France Faces New Request for Restitution of Sakalava King’s Skull from Madagascar

Soukaina Sghir
Soukaina Sghir
3 Min Read

The celebration of the Malagasy New Year on Monday brought to the forefront the issue of the restitution of King Toera’s skull by France, as descendants of the king gathered in Antananarivo. Two great-granddaughters of the Sakalava king, who was beheaded in 1897 by colonial troops, publicly appealed to the French ambassador during the festivities, urging French authorities to expedite the restitution process.

At the Coliseum esplanade in Madagascar, amidst the Taombaovao festivities of the Malagasy New Year, French Ambassador Arnaud Guillois received a letter from two of King Toera’s great-granddaughters.

While the initial request for restitution was made by the current Sakalava king, Magloire, in 2003, this recent appeal on March 11th holds significance, according to Princess Julia Georgine Kamamy. She explains, “Under President Andry Rajoelina’s administration, this is the first time it’s been done so directly.”

Princess Marie Francia Kamamy, eldest daughter of Queen Georgette Kamamy (herself the daughter of King Toera’s son), elaborates on the importance of restitution: “According to Malagasy traditions, if our ancestor’s body is incomplete in the tomb, his soul wanders ceaselessly. He cannot fulfill his role as a protective ancestor to his people and descendants. That’s why we, the family, request the return of his skull. It would be a sign of reconciliation between the Malagasy and the French,” she asserts.

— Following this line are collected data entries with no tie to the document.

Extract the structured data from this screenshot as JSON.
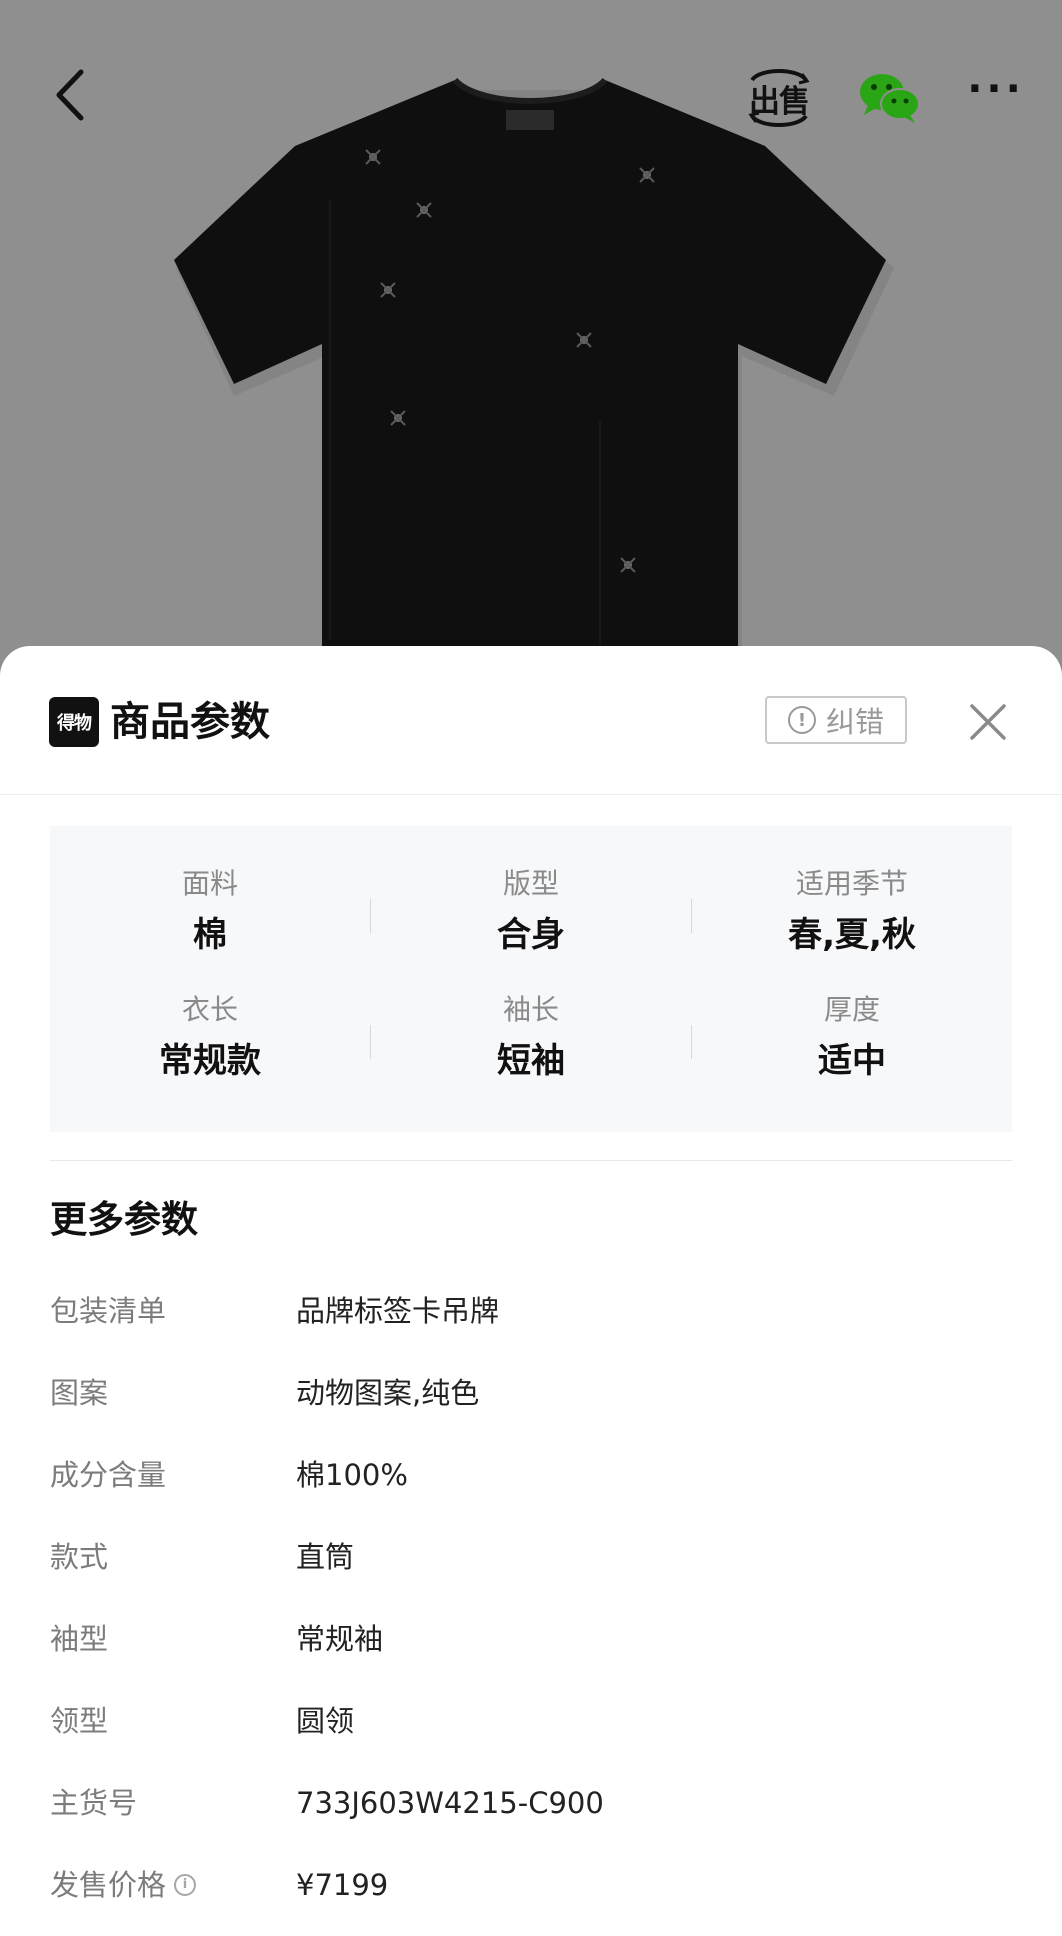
{
  "topbar": {
    "sell_label": "出售",
    "more_label": "···"
  },
  "sheet": {
    "logo_text": "得物",
    "title": "商品参数",
    "report_label": "纠错",
    "report_icon_glyph": "!"
  },
  "key_params": [
    {
      "label": "面料",
      "value": "棉"
    },
    {
      "label": "版型",
      "value": "合身"
    },
    {
      "label": "适用季节",
      "value": "春,夏,秋"
    },
    {
      "label": "衣长",
      "value": "常规款"
    },
    {
      "label": "袖长",
      "value": "短袖"
    },
    {
      "label": "厚度",
      "value": "适中"
    }
  ],
  "more_params": {
    "title": "更多参数",
    "rows": [
      {
        "key": "包装清单",
        "value": "品牌标签卡吊牌"
      },
      {
        "key": "图案",
        "value": "动物图案,纯色"
      },
      {
        "key": "成分含量",
        "value": "棉100%"
      },
      {
        "key": "款式",
        "value": "直筒"
      },
      {
        "key": "袖型",
        "value": "常规袖"
      },
      {
        "key": "领型",
        "value": "圆领"
      },
      {
        "key": "主货号",
        "value": "733J603W4215-C900"
      },
      {
        "key": "发售价格",
        "value": "¥7199"
      }
    ],
    "price_info_glyph": "i"
  },
  "colors": {
    "hero_bg": "#8f8f8f",
    "sheet_bg": "#ffffff",
    "params_bg": "#f7f8fa",
    "wechat_green": "#2aa515"
  }
}
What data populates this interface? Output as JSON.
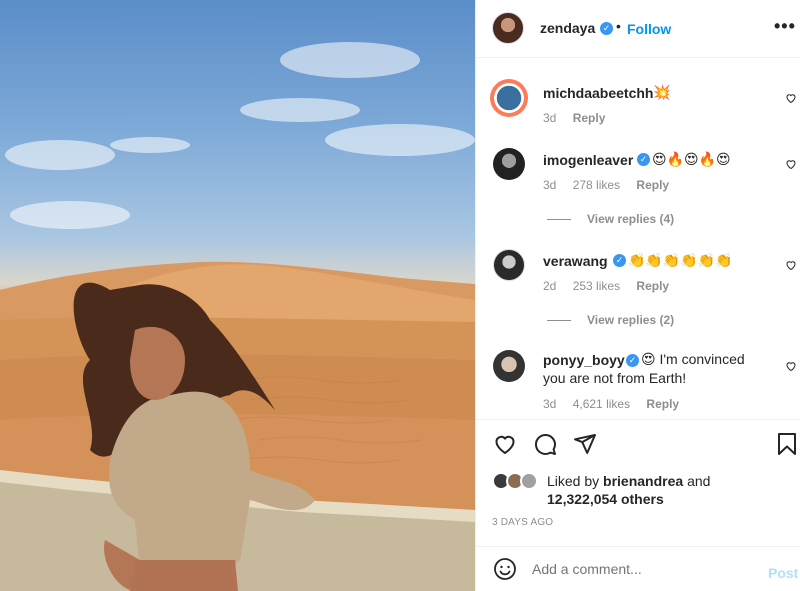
{
  "post": {
    "username": "zendaya",
    "separator": "•",
    "follow_label": "Follow",
    "more_label": "•••",
    "photo_icon": "desert-portrait-photo"
  },
  "comments": [
    {
      "username": "michdaabeetchh",
      "text": "💥",
      "time": "3d",
      "likes": "",
      "reply": "Reply",
      "verified": false,
      "view_replies": ""
    },
    {
      "username": "imogenleaver",
      "text": "😍🔥😍🔥😍",
      "time": "3d",
      "likes": "278 likes",
      "reply": "Reply",
      "verified": true,
      "view_replies": "View replies (4)"
    },
    {
      "username": "verawang",
      "text": "👏👏👏👏👏👏",
      "time": "2d",
      "likes": "253 likes",
      "reply": "Reply",
      "verified": true,
      "view_replies": "View replies (2)"
    },
    {
      "username": "ponyy_boyy",
      "text": "😍 I'm convinced you are not from Earth!",
      "text_line1": "😍 I'm convinced",
      "text_line2": "you are not from Earth!",
      "time": "3d",
      "likes": "4,621 likes",
      "reply": "Reply",
      "verified": true,
      "view_replies": ""
    }
  ],
  "actions": {
    "like_icon": "heart-icon",
    "comment_icon": "comment-icon",
    "share_icon": "share-icon",
    "save_icon": "bookmark-icon"
  },
  "likes": {
    "prefix": "Liked by",
    "user": "brienandrea",
    "and": "and",
    "others": "12,322,054 others"
  },
  "timestamp": "3 DAYS AGO",
  "add_comment": {
    "placeholder": "Add a comment...",
    "post_label": "Post",
    "emoji_icon": "smiley-icon"
  },
  "colors": {
    "link": "#0095f6",
    "verified": "#3897f0",
    "muted": "#8e8e8e"
  }
}
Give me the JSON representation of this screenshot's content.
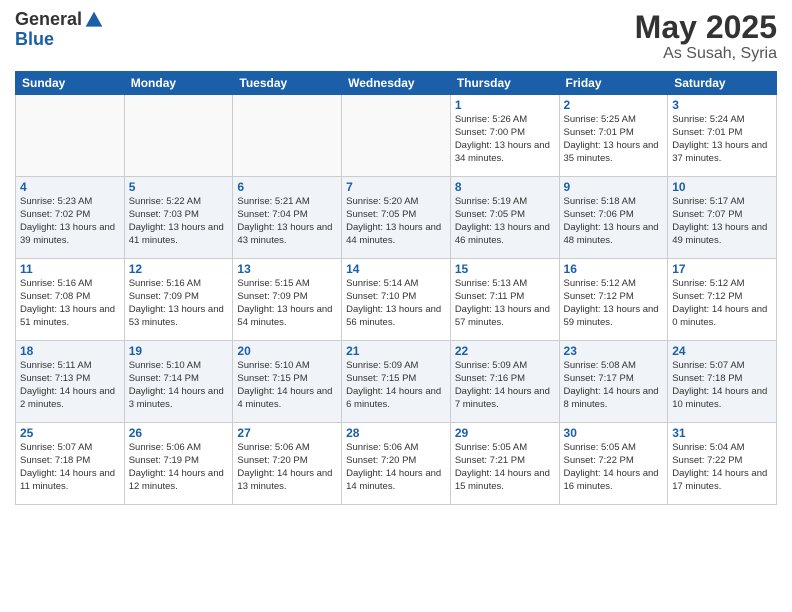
{
  "logo": {
    "general": "General",
    "blue": "Blue"
  },
  "title": {
    "month": "May 2025",
    "location": "As Susah, Syria"
  },
  "headers": [
    "Sunday",
    "Monday",
    "Tuesday",
    "Wednesday",
    "Thursday",
    "Friday",
    "Saturday"
  ],
  "weeks": [
    [
      {
        "day": "",
        "info": ""
      },
      {
        "day": "",
        "info": ""
      },
      {
        "day": "",
        "info": ""
      },
      {
        "day": "",
        "info": ""
      },
      {
        "day": "1",
        "info": "Sunrise: 5:26 AM\nSunset: 7:00 PM\nDaylight: 13 hours\nand 34 minutes."
      },
      {
        "day": "2",
        "info": "Sunrise: 5:25 AM\nSunset: 7:01 PM\nDaylight: 13 hours\nand 35 minutes."
      },
      {
        "day": "3",
        "info": "Sunrise: 5:24 AM\nSunset: 7:01 PM\nDaylight: 13 hours\nand 37 minutes."
      }
    ],
    [
      {
        "day": "4",
        "info": "Sunrise: 5:23 AM\nSunset: 7:02 PM\nDaylight: 13 hours\nand 39 minutes."
      },
      {
        "day": "5",
        "info": "Sunrise: 5:22 AM\nSunset: 7:03 PM\nDaylight: 13 hours\nand 41 minutes."
      },
      {
        "day": "6",
        "info": "Sunrise: 5:21 AM\nSunset: 7:04 PM\nDaylight: 13 hours\nand 43 minutes."
      },
      {
        "day": "7",
        "info": "Sunrise: 5:20 AM\nSunset: 7:05 PM\nDaylight: 13 hours\nand 44 minutes."
      },
      {
        "day": "8",
        "info": "Sunrise: 5:19 AM\nSunset: 7:05 PM\nDaylight: 13 hours\nand 46 minutes."
      },
      {
        "day": "9",
        "info": "Sunrise: 5:18 AM\nSunset: 7:06 PM\nDaylight: 13 hours\nand 48 minutes."
      },
      {
        "day": "10",
        "info": "Sunrise: 5:17 AM\nSunset: 7:07 PM\nDaylight: 13 hours\nand 49 minutes."
      }
    ],
    [
      {
        "day": "11",
        "info": "Sunrise: 5:16 AM\nSunset: 7:08 PM\nDaylight: 13 hours\nand 51 minutes."
      },
      {
        "day": "12",
        "info": "Sunrise: 5:16 AM\nSunset: 7:09 PM\nDaylight: 13 hours\nand 53 minutes."
      },
      {
        "day": "13",
        "info": "Sunrise: 5:15 AM\nSunset: 7:09 PM\nDaylight: 13 hours\nand 54 minutes."
      },
      {
        "day": "14",
        "info": "Sunrise: 5:14 AM\nSunset: 7:10 PM\nDaylight: 13 hours\nand 56 minutes."
      },
      {
        "day": "15",
        "info": "Sunrise: 5:13 AM\nSunset: 7:11 PM\nDaylight: 13 hours\nand 57 minutes."
      },
      {
        "day": "16",
        "info": "Sunrise: 5:12 AM\nSunset: 7:12 PM\nDaylight: 13 hours\nand 59 minutes."
      },
      {
        "day": "17",
        "info": "Sunrise: 5:12 AM\nSunset: 7:12 PM\nDaylight: 14 hours\nand 0 minutes."
      }
    ],
    [
      {
        "day": "18",
        "info": "Sunrise: 5:11 AM\nSunset: 7:13 PM\nDaylight: 14 hours\nand 2 minutes."
      },
      {
        "day": "19",
        "info": "Sunrise: 5:10 AM\nSunset: 7:14 PM\nDaylight: 14 hours\nand 3 minutes."
      },
      {
        "day": "20",
        "info": "Sunrise: 5:10 AM\nSunset: 7:15 PM\nDaylight: 14 hours\nand 4 minutes."
      },
      {
        "day": "21",
        "info": "Sunrise: 5:09 AM\nSunset: 7:15 PM\nDaylight: 14 hours\nand 6 minutes."
      },
      {
        "day": "22",
        "info": "Sunrise: 5:09 AM\nSunset: 7:16 PM\nDaylight: 14 hours\nand 7 minutes."
      },
      {
        "day": "23",
        "info": "Sunrise: 5:08 AM\nSunset: 7:17 PM\nDaylight: 14 hours\nand 8 minutes."
      },
      {
        "day": "24",
        "info": "Sunrise: 5:07 AM\nSunset: 7:18 PM\nDaylight: 14 hours\nand 10 minutes."
      }
    ],
    [
      {
        "day": "25",
        "info": "Sunrise: 5:07 AM\nSunset: 7:18 PM\nDaylight: 14 hours\nand 11 minutes."
      },
      {
        "day": "26",
        "info": "Sunrise: 5:06 AM\nSunset: 7:19 PM\nDaylight: 14 hours\nand 12 minutes."
      },
      {
        "day": "27",
        "info": "Sunrise: 5:06 AM\nSunset: 7:20 PM\nDaylight: 14 hours\nand 13 minutes."
      },
      {
        "day": "28",
        "info": "Sunrise: 5:06 AM\nSunset: 7:20 PM\nDaylight: 14 hours\nand 14 minutes."
      },
      {
        "day": "29",
        "info": "Sunrise: 5:05 AM\nSunset: 7:21 PM\nDaylight: 14 hours\nand 15 minutes."
      },
      {
        "day": "30",
        "info": "Sunrise: 5:05 AM\nSunset: 7:22 PM\nDaylight: 14 hours\nand 16 minutes."
      },
      {
        "day": "31",
        "info": "Sunrise: 5:04 AM\nSunset: 7:22 PM\nDaylight: 14 hours\nand 17 minutes."
      }
    ]
  ]
}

Restitution Law on Human Remains

The French representative publicly acknowledged the importance of the request, emphasizing that the future of the relationship between the two countries “can only be built if we are aware of our shared past.” Meanwhile, the French Embassy in Madagascar confirms that the letter, personally handed over and signed by Malagasy Culture Minister Augustin Andriamananoro, was promptly delivered to the French counterpart, Rachida Dati, on the same day.

On December 26th, the French law regarding the restitution of human remains from public collections was enacted. This law is part of a broader ethical reflection on the contents of museum collections in France.

Establishment of a Bilateral Committee

The restitution by French authorities to Madagascar of three skulls, including the one attributed by Malagasy to King Toera, though not fully confirmed by DNA tests, aligns with this initiative.

A bilateral committee is to be established to decide the fate of these skulls. While the Malagasy members have already been selected, suspense surrounds the composition of the French team, as the Ministry of Culture has yet to finalize it. A first meeting was supposed to take place at the end of March, but the team composition remains undecided.

While eagerly anticipated by a segment of the population, this restitution has sparked significant dissent among various branches of the Sakalava king’s descendants, underscoring how the missing relic remains at the heart of contemporary power dynamics.